Revolving credit, such as a personal line of credit or credit card, are available to you when you need access to money. These forms of personal credit allow you to borrow just the amount that you need, so you’d only pay interest on the amount you use.
4. Prioritize Good Financial Habits
While everyone experiences the occasional unexpected expense from time to time, changing the behavior that caused the debt can improve your overall financial health. Adopting a few positive financial strategies can help you avoid credit issues and put you on a debt-free path over time. Here are a few tips to help you prioritize positive financial habits:
- Work out a new household budget, and include all members in your financial plan.
- Reduce or eliminate non-essential purchases when possible. Look for free alternatives to entertainment, personal and self-care, gym memberships and other types of expenses.
- Aim to always spend less money than you make to keep your financial lifestyle in check.

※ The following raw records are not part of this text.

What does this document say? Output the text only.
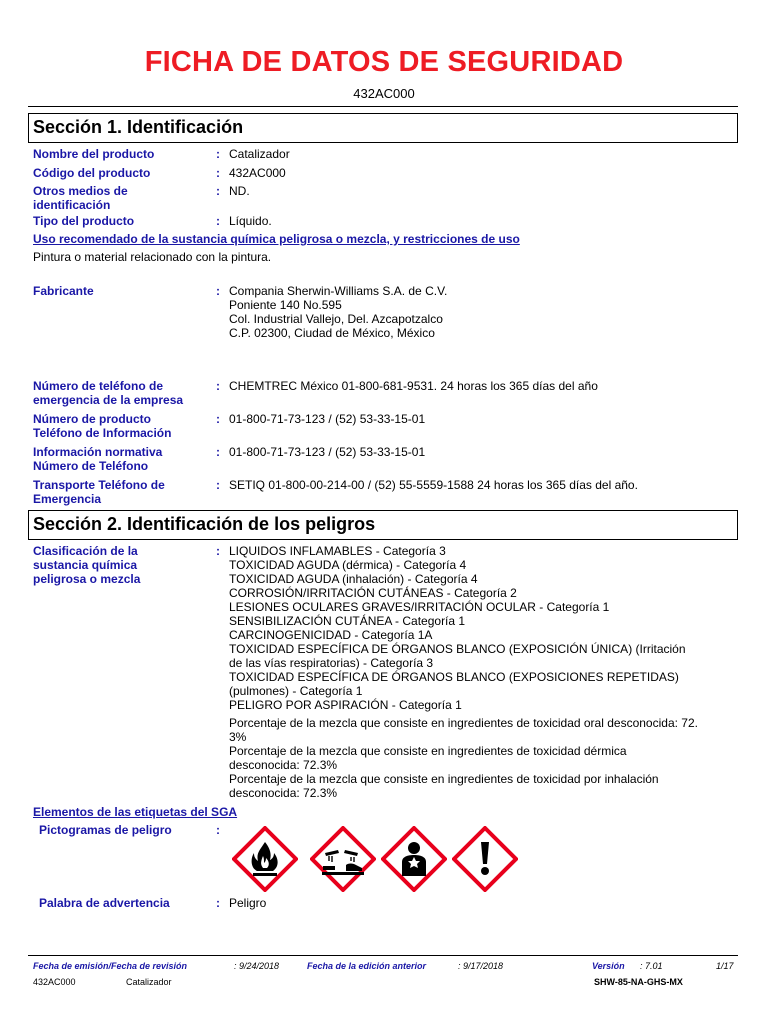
FICHA DE DATOS DE SEGURIDAD
432AC000
Sección 1. Identificación
Nombre del producto	: Catalizador
Código del producto	: 432AC000
Otros medios de
identificación
: ND.
Tipo del producto	: Líquido.
Uso recomendado de la sustancia química peligrosa o mezcla, y restricciones de uso
Pintura o material relacionado con la pintura.
Fabricante	: Compania Sherwin-Williams S.A. de C.V.
Poniente 140 No.595
Col. Industrial Vallejo, Del. Azcapotzalco
C.P. 02300, Ciudad de México, México
Número de teléfono de
emergencia de la empresa
: CHEMTREC México 01-800-681-9531. 24 horas los 365 días del año
Número de producto
Teléfono de Información
: 01-800-71-73-123 / (52) 53-33-15-01
Información normativa
Número de Teléfono
: 01-800-71-73-123 / (52) 53-33-15-01
Transporte Teléfono de
Emergencia
: SETIQ 01-800-00-214-00 / (52) 55-5559-1588 24 horas los 365 días del año.
Sección 2. Identificación de los peligros
Clasificación de la
sustancia química
peligrosa o mezcla
: LIQUIDOS INFLAMABLES - Categoría 3
TOXICIDAD AGUDA (dérmica) - Categoría 4
TOXICIDAD AGUDA (inhalación) - Categoría 4
CORROSIÓN/IRRITACIÓN CUTÁNEAS - Categoría 2
LESIONES OCULARES GRAVES/IRRITACIÓN OCULAR - Categoría 1
SENSIBILIZACIÓN CUTÁNEA - Categoría 1
CARCINOGENICIDAD - Categoría 1A
TOXICIDAD ESPECÍFICA DE ÓRGANOS BLANCO (EXPOSICIÓN ÚNICA) (Irritación
de las vías respiratorias) - Categoría 3
TOXICIDAD ESPECÍFICA DE ÓRGANOS BLANCO (EXPOSICIONES REPETIDAS)
(pulmones) - Categoría 1
PELIGRO POR ASPIRACIÓN - Categoría 1
Porcentaje de la mezcla que consiste en ingredientes de toxicidad oral desconocida: 72.
3%
Porcentaje de la mezcla que consiste en ingredientes de toxicidad dérmica
desconocida: 72.3%
Porcentaje de la mezcla que consiste en ingredientes de toxicidad por inhalación
desconocida: 72.3%
Elementos de las etiquetas del SGA
Pictogramas de peligro	:
Palabra de advertencia	: Peligro
Fecha de emisión/Fecha de revisión	: 9/24/2018	Fecha de la edición anterior	: 9/17/2018	Versión : 7.01	1/17
432AC000	Catalizador	SHW-85-NA-GHS-MX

- Always look for the best price, from food, clothing and everyday essentials to holiday shopping and seasonal expenses.
5. Increase Your Income
A higher income can increase your budget and make it easier to manage payments and other financial responsibilities. Whether you’re looking for work or want to change careers, there are a number of growing industries to pursue during a financial recession.
Although a part-time or higher paying job can grow your income, it’s not the only way to earn more money. These tips can help increase your income without taking on another job:
- Rent out an extra bedroom for income each month or use a service like Airbnb to earn money while you’re out of town.
- Sell crafts, handmade goods or other products online on sites like Etsy or eBay.
- Sharpen your soft skills or look for job-related training to land a promotion or get a raise at your current job.